I ran into this problem while working on multiple small projects. I knew I had pending work scattered across the codebase, but there was no simple way to track it without introducing another tool or workflow.
So I built DocTrack.
💡 The Idea
Instead of forcing developers to adopt a new system, I wanted to reuse what already exists inside the code.
DocTrack scans a project and extracts structured information from inline comments:
- What needs to be done (TODO, BUG, etc.)
- Where it exists (file + line)
- What context it belongs to (code block)
The goal is simple:
Turn implicit developer notes into explicit, usable documentation.
⚙️ How It Works
At a high level, the tool:
- Recursively scans a directory using C++17 filesystem APIs
- Reads files line-by-line
- Uses regex to detect tagged comments:
- TODO
- BUG
- NOTE
- FIXME
-
CODENOTE
- Extracts:
file name
line number
-
message
- Captures surrounding code context using a brace-tracking approach
- Generates output inside a
docs/folder:
doc.mdreport.html(via Pandoc)
🧠 The Interesting Part: Context Extraction
Extracting a single line is easy.

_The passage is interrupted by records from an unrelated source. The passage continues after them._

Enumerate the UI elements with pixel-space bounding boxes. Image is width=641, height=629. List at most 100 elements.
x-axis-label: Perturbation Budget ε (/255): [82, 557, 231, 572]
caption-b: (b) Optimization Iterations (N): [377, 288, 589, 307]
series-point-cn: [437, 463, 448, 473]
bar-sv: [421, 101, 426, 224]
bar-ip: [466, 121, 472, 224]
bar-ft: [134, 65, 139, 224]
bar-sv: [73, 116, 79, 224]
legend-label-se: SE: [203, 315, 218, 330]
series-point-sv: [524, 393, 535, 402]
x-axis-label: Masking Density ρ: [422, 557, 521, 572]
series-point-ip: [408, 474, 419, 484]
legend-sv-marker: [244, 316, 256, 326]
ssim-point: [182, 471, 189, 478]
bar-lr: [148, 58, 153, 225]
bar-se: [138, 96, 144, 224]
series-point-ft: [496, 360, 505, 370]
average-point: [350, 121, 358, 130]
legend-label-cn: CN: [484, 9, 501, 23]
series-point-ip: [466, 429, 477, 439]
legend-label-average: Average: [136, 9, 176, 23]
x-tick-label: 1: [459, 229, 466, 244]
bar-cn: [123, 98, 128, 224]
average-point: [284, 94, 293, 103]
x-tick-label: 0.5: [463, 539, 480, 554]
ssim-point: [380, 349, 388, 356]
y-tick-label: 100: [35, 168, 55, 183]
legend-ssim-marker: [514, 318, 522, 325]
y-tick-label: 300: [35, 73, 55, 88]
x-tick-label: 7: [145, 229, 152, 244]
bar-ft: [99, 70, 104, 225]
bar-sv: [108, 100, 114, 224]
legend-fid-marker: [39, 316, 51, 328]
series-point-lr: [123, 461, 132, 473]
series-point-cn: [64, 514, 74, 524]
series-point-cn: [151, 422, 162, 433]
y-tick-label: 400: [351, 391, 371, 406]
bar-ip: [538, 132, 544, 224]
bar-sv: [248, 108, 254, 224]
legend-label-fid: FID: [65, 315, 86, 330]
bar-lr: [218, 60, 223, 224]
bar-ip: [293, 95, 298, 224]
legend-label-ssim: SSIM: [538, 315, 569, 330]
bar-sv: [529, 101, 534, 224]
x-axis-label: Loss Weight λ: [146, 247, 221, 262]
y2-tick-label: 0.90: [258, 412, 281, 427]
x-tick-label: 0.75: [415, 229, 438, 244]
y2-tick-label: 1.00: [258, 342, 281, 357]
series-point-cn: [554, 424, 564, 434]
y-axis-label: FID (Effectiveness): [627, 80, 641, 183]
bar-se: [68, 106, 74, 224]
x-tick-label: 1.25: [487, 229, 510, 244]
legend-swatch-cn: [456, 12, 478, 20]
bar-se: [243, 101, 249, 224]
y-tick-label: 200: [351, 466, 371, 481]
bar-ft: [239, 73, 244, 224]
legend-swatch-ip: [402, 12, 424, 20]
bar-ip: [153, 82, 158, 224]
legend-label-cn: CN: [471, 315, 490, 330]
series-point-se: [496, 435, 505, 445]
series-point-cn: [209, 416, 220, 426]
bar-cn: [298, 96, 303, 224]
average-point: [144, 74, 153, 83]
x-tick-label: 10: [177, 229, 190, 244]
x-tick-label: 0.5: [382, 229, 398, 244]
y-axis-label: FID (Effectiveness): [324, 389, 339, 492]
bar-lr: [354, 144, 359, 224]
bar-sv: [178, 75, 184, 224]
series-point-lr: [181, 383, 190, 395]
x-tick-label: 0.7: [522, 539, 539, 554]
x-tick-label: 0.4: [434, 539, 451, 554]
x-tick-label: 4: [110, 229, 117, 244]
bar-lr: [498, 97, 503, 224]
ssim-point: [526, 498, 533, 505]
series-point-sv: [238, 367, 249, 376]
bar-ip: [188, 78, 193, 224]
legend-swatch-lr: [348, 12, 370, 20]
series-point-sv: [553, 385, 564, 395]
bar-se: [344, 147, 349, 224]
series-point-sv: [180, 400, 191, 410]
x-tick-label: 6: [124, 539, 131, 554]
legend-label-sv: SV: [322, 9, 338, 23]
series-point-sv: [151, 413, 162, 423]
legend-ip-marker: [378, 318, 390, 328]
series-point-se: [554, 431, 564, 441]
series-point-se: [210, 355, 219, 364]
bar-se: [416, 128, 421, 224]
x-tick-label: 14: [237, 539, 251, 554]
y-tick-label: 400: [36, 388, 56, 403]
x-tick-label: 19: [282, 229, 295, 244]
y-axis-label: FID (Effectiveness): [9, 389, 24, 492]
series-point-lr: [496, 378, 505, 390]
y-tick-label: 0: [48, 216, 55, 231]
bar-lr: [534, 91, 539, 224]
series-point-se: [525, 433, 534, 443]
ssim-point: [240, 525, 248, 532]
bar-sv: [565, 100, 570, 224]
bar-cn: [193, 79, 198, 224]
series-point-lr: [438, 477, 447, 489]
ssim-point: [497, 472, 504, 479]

Extracting meaningful context is not.
I initially tried using regex to capture entire functions, but that quickly breaks due to:
- nested
{}blocks - different coding styles
- multi-line structures
Instead, I implemented a brace counting strategy:
-
When a relevant tag (like BUG or FIXME) is detected:
- Start capturing lines immediately
- Increment counter on
{ - Decrement on
}
Stop when braces balance
This provides a reasonable approximation of the surrounding code block without needing a full AST parser.
It’s not perfect, but it works reliably for most real-world cases.
📄 Example Output
# FILE: calculator.cpp
### Line 12 [BUG] → fix division logic
int divide(int a, int b) {
// BUG: division by zero
return a / b;
}
⚖️ Trade-offs
This approach intentionally avoids:
- AST parsing (too complex for a first version)
- language-specific parsing logic
Instead, it favors:
- speed
- simplicity
- language-agnostic behavior
The downside:
- context detection is heuristic-based
- edge cases can break block extraction
🚀 Why This Approach
There are already tools for task tracking, but most require:
- manual input
- separate interfaces
- extra discipline
DocTrack works differently:
- no new workflow
- no extra effort
- just leverage what developers already write
🔗 Project
If you're curious or want to try it:
https://github.com/monkonthehill/doctrack
🤔 Open Questions
I’m still exploring a few directions:
- Should this move toward AST-based parsing for accuracy?
- Would a VS Code extension be more useful than CLI?
- How to handle large codebases efficiently?
Would love to hear thoughts from others building developer tools.
📌 Final Thought
Developers already leave a trail of intent inside their code.
The real opportunity is not adding more tools —
but extracting value from what’s already there.